= Species discovery curve =

In ecology, the species discovery curve (also known as a species accumulation curve or collector's curve) is a graph recording the cumulative number of species of living things recorded in a particular environment as a function of the cumulative effort expended searching for them (usually measured in person-hours). It is related to, but not identical with, the species-area curve.

The species discovery curve will necessarily be increasing, and will normally be negatively accelerated (that is, its rate of increase will slow down). Plotting the curve gives a way of estimating the number of additional species that will be discovered with further effort. This is usually done by fitting some kind of functional form to the curve, either by eye or by using non-linear regression techniques. Commonly used functional forms include the logarithmic function and the negative exponential function. The advantage of the negative exponential function is that it tends to an asymptote which equals the number of species that would be discovered if infinite effort is expended. However, some theoretical approaches imply that the logarithmic curve may be more appropriate, implying that though species discovery will slow down with increasing effort, it will never entirely cease, so there is no asymptote, and if infinite effort was expended, an infinite number of species would be discovered. An example in which one would not expect the function to asymptote is in the study of genetic sequences where new mutations and sequencing errors may lead to infinite variants.
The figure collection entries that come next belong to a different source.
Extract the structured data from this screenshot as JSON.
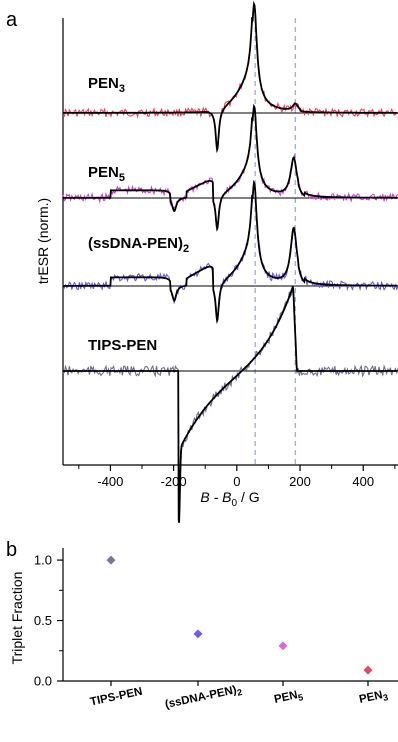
{
  "chart_data": [
    {
      "panel": "a",
      "type": "line",
      "xlabel": "B - B0 / G",
      "xlabel_parts": {
        "main": "B - B",
        "sub": "0",
        "unit": " / G"
      },
      "ylabel": "trESR (norm.)",
      "xlim": [
        -550,
        510
      ],
      "xticks": [
        -400,
        -200,
        0,
        200,
        400
      ],
      "xtick_labels": [
        "-400",
        "-200",
        "0",
        "200",
        "400"
      ],
      "grid": false,
      "reference_lines_x": [
        58,
        185
      ],
      "traces": [
        {
          "label_parts": {
            "main": "PEN",
            "sub": "3",
            "tail": ""
          },
          "data_color": "#e8435e",
          "shape": "pen3"
        },
        {
          "label_parts": {
            "main": "PEN",
            "sub": "5",
            "tail": ""
          },
          "data_color": "#cc44c8",
          "shape": "pen5"
        },
        {
          "label_parts": {
            "main": "(ssDNA-PEN)",
            "sub": "2",
            "tail": ""
          },
          "data_color": "#6d54d8",
          "shape": "ssdna"
        },
        {
          "label_parts": {
            "main": "TIPS-PEN",
            "sub": "",
            "tail": ""
          },
          "data_color": "#6f6f8f",
          "shape": "tips"
        }
      ],
      "fit_color": "#000000"
    },
    {
      "panel": "b",
      "type": "scatter",
      "ylabel": "Triplet Fraction",
      "ylim": [
        0,
        1.1
      ],
      "yticks": [
        0.0,
        0.5,
        1.0
      ],
      "ytick_labels": [
        "0.0",
        "0.5",
        "1.0"
      ],
      "categories": [
        {
          "main": "TIPS-PEN",
          "sub": ""
        },
        {
          "main": "(ssDNA-PEN)",
          "sub": "2"
        },
        {
          "main": "PEN",
          "sub": "5"
        },
        {
          "main": "PEN",
          "sub": "3"
        }
      ],
      "values": [
        1.0,
        0.39,
        0.29,
        0.09
      ],
      "colors": [
        "#77779a",
        "#7a5be0",
        "#d86ad6",
        "#e4456a"
      ]
    }
  ]
}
The first theoretical investigation of the species-discovery process was in a classic paper by Fisher, Corbet and Williams (1943), which was based on a large collection of butterflies made in Malaya. Theoretical statistical work on the problem continues, see for example the recent paper by Chao and Shen (2004). The theory is linked to that of Zipf's law.
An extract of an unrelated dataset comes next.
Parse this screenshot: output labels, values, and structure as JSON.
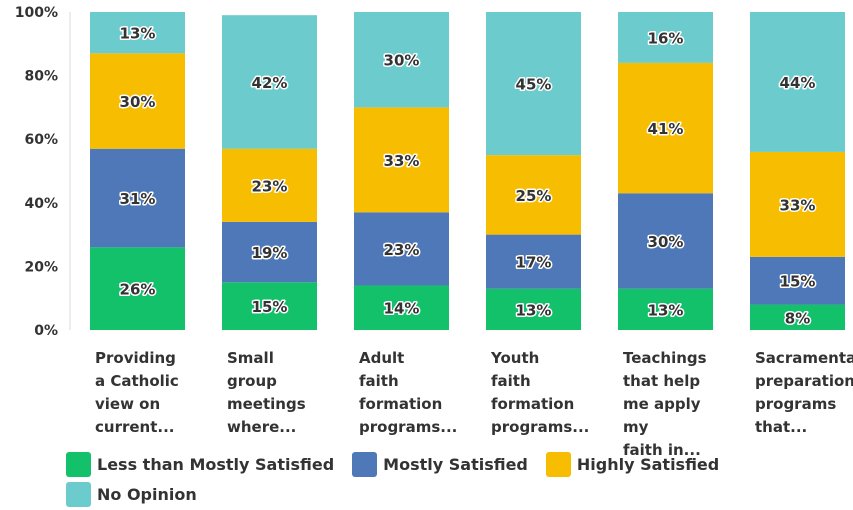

The same approach is used in many other fields. For example, in ethology, it can be applied to the number of distinct fixed action patterns that will be discovered as a function of cumulative effort studying the behaviour of a species of animal; in molecular genetics it is now being applied to the number of distinct genes that are discovered; and in literary studies, it can be used to estimate the total vocabulary of a writer from the given sample of their recorded works.